I don’t think I’ve ever been a fan of the sandwich peanut butter, jelly and banana!  When I saw this recipe in Better Homes and Garden’s Fall Baking Magazine, it sounded interesting.  I had ripe bananas on the kitchen counter, peanuts, preserves and peanut butter…I thought, okayyyy, another recipe for my ever ripe bananas!  I always buy too many thinking I’ll eat all of them soon, but aparently I can’t eat them fast enough if I have to look for banana recipes!  Now here was this recipe starring me in the face saying…”Bake Me, Bake Me!”   Okay so I listened to my inner voice that tells me to bake…………..OCD baking?  Noooo wayyyyy! I just love to bake.  The problem is, I never have the time to bake as much as I’d like to. 

Anyway, this is a pretty good recipe, but you have to like all ingredients or you will not like it.  I know one thing, this is a very moist bread.  I hope you enjoy this recipe as much as my co-workers did.  I was not the greatest fan because I’m personally not a fan of PB&J with bananas.  Over-all this was not bad…actually very tasty, jsut not my favorite bread.  Don’t let that stop you from baking it as so many at work love it.

 

Happy Bread Baking!!

 

1

 

 

Ingredients:

 

2 cups all-purpose flour

1 and ½ teaspoons baking powder

½ teaspoon baking soda

½ teaspoon ground cinnamon

¼ teaspoon salt

¼ teaspoon ground nutmeg

1/8 teaspoon ground ginger

 2 eggs, lightly beaten

1 and ½ cups mashed bananas (4 to 5 medium)

1 cup sugar

½ cup vegetable oil or melted butter

¼ cup creamy peanut butter

¼ cup chopped peanuts

1/3 cup strawberry preserves

 

1 recipe Streusel-Nut Topping (recipe will follow)

 

 

Directions:

 

Preheat oven to 350F.  Grease the bottom and ½ inch up sides of pan; set aside.  In a large bowl stir together flour, baking powder, baking soda, cinnamon, salt, nutmeg and ginger.  Make a well in the center of flour mixture; set aside.

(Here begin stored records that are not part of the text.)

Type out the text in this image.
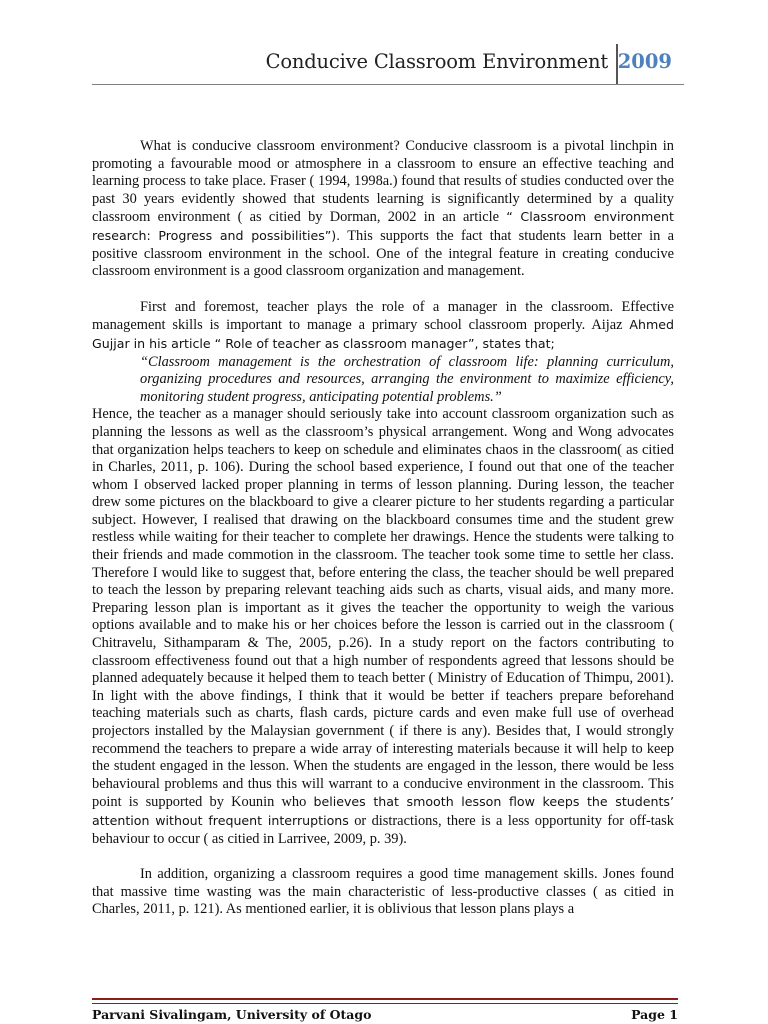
Conducive Classroom Environment 2009

What is conducive classroom environment? Conducive classroom is a pivotal linchpin in promoting a favourable mood or atmosphere in a classroom to ensure an effective teaching and learning process to take place. Fraser ( 1994, 1998a.) found that results of studies conducted over the past 30 years evidently showed that students learning is significantly determined by a quality classroom environment ( as citied by Dorman, 2002 in an article “ Classroom environment research: Progress and possibilities”). This supports the fact that students learn better in a positive classroom environment in the school. One of the integral feature in creating conducive classroom environment is a good classroom organization and management.

First and foremost, teacher plays the role of a manager in the classroom. Effective management skills is important to manage a primary school classroom properly. Aijaz Ahmed Gujjar in his article “ Role of teacher as classroom manager”, states that;

“Classroom management is the orchestration of classroom life: planning curriculum, organizing procedures and resources, arranging the environment to maximize efficiency, monitoring student progress, anticipating potential problems.”

Hence, the teacher as a manager should seriously take into account classroom organization such as planning the lessons as well as the classroom’s physical arrangement. Wong and Wong advocates that organization helps teachers to keep on schedule and eliminates chaos in the classroom( as citied in Charles, 2011, p. 106). During the school based experience, I found out that one of the teacher whom I observed lacked proper planning in terms of lesson planning. During lesson, the teacher drew some pictures on the blackboard to give a clearer picture to her students regarding a particular subject. However, I realised that drawing on the blackboard consumes time and the student grew restless while waiting for their teacher to complete her drawings. Hence the students were talking to their friends and made commotion in the classroom. The teacher took some time to settle her class. Therefore I would like to suggest that, before entering the class, the teacher should be well prepared to teach the lesson by preparing relevant teaching aids such as charts, visual aids, and many more. Preparing lesson plan is important as it gives the teacher the opportunity to weigh the various options available and to make his or her choices before the lesson is carried out in the classroom ( Chitravelu, Sithamparam & The, 2005, p.26). In a study report on the factors contributing to classroom effectiveness found out that a high number of respondents agreed that lessons should be planned adequately because it helped them to teach better ( Ministry of Education of Thimpu, 2001). In light with the above findings, I think that it would be better if teachers prepare beforehand teaching materials such as charts, flash cards, picture cards and even make full use of overhead projectors installed by the Malaysian government ( if there is any). Besides that, I would strongly recommend the teachers to prepare a wide array of interesting materials because it will help to keep the student engaged in the lesson. When the students are engaged in the lesson, there would be less behavioural problems and thus this will warrant to a conducive environment in the classroom. This point is supported by Kounin who believes that smooth lesson flow keeps the students’ attention without frequent interruptions or distractions, there is a less opportunity for off-task behaviour to occur ( as citied in Larrivee, 2009, p. 39).

In addition, organizing a classroom requires a good time management skills. Jones found that massive time wasting was the main characteristic of less-productive classes ( as citied in Charles, 2011, p. 121). As mentioned earlier, it is oblivious that lesson plans plays a

Parvani Sivalingam, University of Otago	Page 1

 In a medium bowl combine eggs, mashed bananas, sugar, oil and peanut butter.  Add egg mixture all at once to flour mixture.  Stir just until moistened (batter should be lumpy).  Fold in peanuts.  Spoon batter into the prepared loaf pan, spreading evenly.  Drizzle with ¼ cup strawberry preserves; swirl slightly to marble. If desired, sprinkle with Streusel-Nut Topping.

 Bake about 70 minutes or until a wooden toothpick inserted near the center comes out clean.  If necessary to prevent overbrowning, cover loosely with foil for the last 15 minutes of baking.  Cool in pan on a wire rack for 10 minutes.  Remove from pan.  Cool completely on a wire rack.  Wrap and store overnight.

 In a small microwave-safe bowl, microwave the remaining strawberry preserves on 100 percent power (high) for 15 to 20 seconds or until melted, snipping any large pieces of fruit.  Drizzle melted preserves over the top of bread before slicing.  .

 

Streusel-Nut Topping

 

In a small bowl stir together 3 Tablespoons packed brown sugar and 2 Tablespoons all-purpose flour.  Using a pastry blender, cut in 4 teaspoons butter until mixture resembles coarse crumbs.  Stir in ¼ cup chopped peanuts.

*Tip:  Bananas mash most easily when they are a little overripe—a little more black than yellow and very aromatic.

 

Recipe from Better Homes and Gardens Fall Baking Magazine 2013.